O empacotador de lembranças do Mali




O empacotador de lembranças do Mali

Modibo Keita não acreditava na sorte nem em seu meio-irmão, o azar. Um dia, em 1961, caminhando ao lado de seu camelo pelas areias que levavam a Tombuctu encontrara uma ferradura. Nessa época tinha oito anos e ia com sua mãe e seu pai à cidade para fazerem compras. Apanhou a ferradura e jogou-a fora imediatamente porque “sabia” que jamais teria um cavalo. Sua família sempre fora mais ou menos pobre, dependendo do tempo, dos ventos do deserto e do rio Níger. Teriam que ir pelo menos uma vez na vida a Meca, mas jamais teriam dinheiro para a viagem, e Meca ficava muito longe. Tinha certeza que nisso falharia com Alah. Por isso a ferradura não lhe iria servir.

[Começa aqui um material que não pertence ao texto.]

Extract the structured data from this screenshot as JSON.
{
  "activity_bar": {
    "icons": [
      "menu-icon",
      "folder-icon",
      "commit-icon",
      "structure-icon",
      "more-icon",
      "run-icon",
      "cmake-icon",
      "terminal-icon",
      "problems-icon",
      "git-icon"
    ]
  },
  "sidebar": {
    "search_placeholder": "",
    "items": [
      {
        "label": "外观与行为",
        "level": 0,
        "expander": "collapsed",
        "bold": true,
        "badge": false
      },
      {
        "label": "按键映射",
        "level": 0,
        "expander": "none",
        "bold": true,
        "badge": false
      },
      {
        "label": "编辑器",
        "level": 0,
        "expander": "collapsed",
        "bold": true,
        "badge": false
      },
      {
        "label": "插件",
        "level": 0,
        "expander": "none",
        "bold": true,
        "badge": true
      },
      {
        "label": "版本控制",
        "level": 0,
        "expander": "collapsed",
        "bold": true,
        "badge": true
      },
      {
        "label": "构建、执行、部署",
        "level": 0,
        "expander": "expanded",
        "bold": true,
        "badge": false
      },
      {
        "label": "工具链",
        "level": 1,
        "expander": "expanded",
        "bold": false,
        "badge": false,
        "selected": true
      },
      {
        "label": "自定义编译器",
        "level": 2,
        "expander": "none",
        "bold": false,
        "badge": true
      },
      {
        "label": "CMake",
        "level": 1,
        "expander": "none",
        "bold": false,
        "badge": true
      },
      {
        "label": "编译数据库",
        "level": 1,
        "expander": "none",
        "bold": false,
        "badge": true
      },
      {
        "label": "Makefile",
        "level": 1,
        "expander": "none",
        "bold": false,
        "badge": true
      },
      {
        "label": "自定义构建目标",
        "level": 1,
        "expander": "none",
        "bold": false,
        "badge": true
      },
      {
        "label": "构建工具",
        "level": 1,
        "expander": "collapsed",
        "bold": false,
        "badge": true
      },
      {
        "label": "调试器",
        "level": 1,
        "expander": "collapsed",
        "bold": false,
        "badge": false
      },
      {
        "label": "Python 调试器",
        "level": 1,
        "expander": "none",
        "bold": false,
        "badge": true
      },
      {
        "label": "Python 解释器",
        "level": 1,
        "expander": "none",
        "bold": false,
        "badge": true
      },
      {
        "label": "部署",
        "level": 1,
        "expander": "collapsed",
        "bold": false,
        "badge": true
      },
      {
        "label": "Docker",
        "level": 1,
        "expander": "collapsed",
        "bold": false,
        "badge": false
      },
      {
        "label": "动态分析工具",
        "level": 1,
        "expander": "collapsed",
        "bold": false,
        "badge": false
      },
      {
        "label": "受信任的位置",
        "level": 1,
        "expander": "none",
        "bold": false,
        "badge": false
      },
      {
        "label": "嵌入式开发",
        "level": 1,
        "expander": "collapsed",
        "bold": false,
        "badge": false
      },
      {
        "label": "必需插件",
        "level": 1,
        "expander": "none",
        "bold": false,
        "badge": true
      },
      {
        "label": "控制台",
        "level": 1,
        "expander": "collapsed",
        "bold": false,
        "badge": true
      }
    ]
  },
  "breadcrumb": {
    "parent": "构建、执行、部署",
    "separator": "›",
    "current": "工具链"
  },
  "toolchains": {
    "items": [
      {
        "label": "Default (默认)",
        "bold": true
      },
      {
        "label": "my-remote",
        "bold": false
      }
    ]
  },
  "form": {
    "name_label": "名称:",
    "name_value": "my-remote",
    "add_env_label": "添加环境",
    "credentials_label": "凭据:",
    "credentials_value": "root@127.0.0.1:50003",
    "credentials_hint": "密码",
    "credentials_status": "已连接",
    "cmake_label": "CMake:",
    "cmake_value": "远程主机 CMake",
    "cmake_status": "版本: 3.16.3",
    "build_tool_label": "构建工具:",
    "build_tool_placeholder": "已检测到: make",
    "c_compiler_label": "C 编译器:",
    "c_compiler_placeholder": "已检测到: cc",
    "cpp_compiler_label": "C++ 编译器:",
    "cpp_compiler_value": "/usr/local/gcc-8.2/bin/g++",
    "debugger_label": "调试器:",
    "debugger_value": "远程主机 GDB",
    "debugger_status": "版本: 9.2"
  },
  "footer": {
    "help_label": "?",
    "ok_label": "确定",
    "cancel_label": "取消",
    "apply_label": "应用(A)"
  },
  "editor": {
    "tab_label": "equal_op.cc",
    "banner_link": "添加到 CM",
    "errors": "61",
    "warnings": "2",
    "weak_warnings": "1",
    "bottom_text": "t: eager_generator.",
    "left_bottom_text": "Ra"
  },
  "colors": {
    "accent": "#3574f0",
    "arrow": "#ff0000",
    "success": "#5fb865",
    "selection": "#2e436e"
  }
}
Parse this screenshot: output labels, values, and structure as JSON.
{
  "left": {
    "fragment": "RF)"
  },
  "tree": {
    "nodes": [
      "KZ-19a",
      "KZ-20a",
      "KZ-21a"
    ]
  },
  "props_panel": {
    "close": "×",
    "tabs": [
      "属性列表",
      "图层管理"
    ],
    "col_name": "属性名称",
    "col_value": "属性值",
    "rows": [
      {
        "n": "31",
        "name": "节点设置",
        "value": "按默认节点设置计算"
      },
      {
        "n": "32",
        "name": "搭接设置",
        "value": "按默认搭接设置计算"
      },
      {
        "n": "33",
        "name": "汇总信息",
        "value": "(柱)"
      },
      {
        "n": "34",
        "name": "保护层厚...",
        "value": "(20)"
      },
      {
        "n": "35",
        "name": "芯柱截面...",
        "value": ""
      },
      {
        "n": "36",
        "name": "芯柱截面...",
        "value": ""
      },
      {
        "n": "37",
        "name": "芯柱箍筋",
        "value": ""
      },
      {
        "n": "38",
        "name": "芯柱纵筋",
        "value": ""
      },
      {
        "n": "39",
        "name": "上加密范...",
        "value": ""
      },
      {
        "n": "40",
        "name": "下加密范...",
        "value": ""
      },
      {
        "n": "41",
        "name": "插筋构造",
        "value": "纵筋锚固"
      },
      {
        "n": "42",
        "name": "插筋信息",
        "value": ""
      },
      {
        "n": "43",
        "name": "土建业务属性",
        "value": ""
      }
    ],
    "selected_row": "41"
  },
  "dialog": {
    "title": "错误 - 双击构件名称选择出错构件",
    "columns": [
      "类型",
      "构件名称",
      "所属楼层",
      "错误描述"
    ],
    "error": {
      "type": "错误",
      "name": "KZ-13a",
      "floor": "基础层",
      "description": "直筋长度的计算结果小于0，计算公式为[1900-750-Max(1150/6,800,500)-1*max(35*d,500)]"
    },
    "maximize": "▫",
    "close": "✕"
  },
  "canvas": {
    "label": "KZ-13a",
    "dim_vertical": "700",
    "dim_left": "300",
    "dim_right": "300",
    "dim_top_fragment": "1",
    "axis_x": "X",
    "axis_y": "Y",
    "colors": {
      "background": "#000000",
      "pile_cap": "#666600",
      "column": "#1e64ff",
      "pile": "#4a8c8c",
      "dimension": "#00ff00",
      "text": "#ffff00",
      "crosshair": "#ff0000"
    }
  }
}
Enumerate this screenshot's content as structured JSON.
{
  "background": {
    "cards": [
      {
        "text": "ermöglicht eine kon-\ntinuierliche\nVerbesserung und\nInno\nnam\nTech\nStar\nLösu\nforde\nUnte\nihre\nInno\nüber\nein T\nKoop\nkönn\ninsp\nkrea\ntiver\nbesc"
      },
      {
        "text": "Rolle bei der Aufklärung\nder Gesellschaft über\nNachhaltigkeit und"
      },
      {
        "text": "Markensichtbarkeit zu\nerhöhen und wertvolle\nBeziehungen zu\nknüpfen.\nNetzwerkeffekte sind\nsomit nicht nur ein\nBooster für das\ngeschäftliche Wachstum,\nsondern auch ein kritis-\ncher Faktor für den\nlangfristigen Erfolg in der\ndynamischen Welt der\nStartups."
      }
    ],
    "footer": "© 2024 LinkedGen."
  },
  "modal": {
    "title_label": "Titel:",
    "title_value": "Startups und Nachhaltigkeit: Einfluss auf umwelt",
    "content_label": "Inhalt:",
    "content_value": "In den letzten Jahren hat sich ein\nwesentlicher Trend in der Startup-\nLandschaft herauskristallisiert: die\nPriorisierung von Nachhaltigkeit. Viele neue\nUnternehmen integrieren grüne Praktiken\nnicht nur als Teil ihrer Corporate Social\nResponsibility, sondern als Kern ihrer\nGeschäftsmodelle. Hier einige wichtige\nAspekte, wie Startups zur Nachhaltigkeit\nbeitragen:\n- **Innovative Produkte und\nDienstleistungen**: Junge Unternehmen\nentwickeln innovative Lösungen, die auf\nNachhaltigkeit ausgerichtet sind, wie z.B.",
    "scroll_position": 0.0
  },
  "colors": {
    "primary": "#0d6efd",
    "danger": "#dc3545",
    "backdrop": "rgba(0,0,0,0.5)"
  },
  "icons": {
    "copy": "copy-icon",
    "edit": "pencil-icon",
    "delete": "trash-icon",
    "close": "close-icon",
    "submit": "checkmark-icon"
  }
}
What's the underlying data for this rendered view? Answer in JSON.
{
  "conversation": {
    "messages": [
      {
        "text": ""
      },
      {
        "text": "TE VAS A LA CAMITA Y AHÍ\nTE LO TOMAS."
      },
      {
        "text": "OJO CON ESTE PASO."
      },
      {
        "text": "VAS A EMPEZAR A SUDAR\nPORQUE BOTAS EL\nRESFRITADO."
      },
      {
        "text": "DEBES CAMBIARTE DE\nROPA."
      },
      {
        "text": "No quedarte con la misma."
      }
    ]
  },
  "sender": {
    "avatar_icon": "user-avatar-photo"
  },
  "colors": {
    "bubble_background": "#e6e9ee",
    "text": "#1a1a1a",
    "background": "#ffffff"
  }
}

Seu pai que o vira apanhar e jogar fora a ferradura, parou o seu camelo, foi até ela, apanhou-a, passou-lhe os dedos para retirar uns pequenos e soltos grãos de areia e disse-lhe que talvez um dia precisassem dela. Guardou-a carinhosamente no saco de algodão colorido que a mulher tinha tricotado para ele.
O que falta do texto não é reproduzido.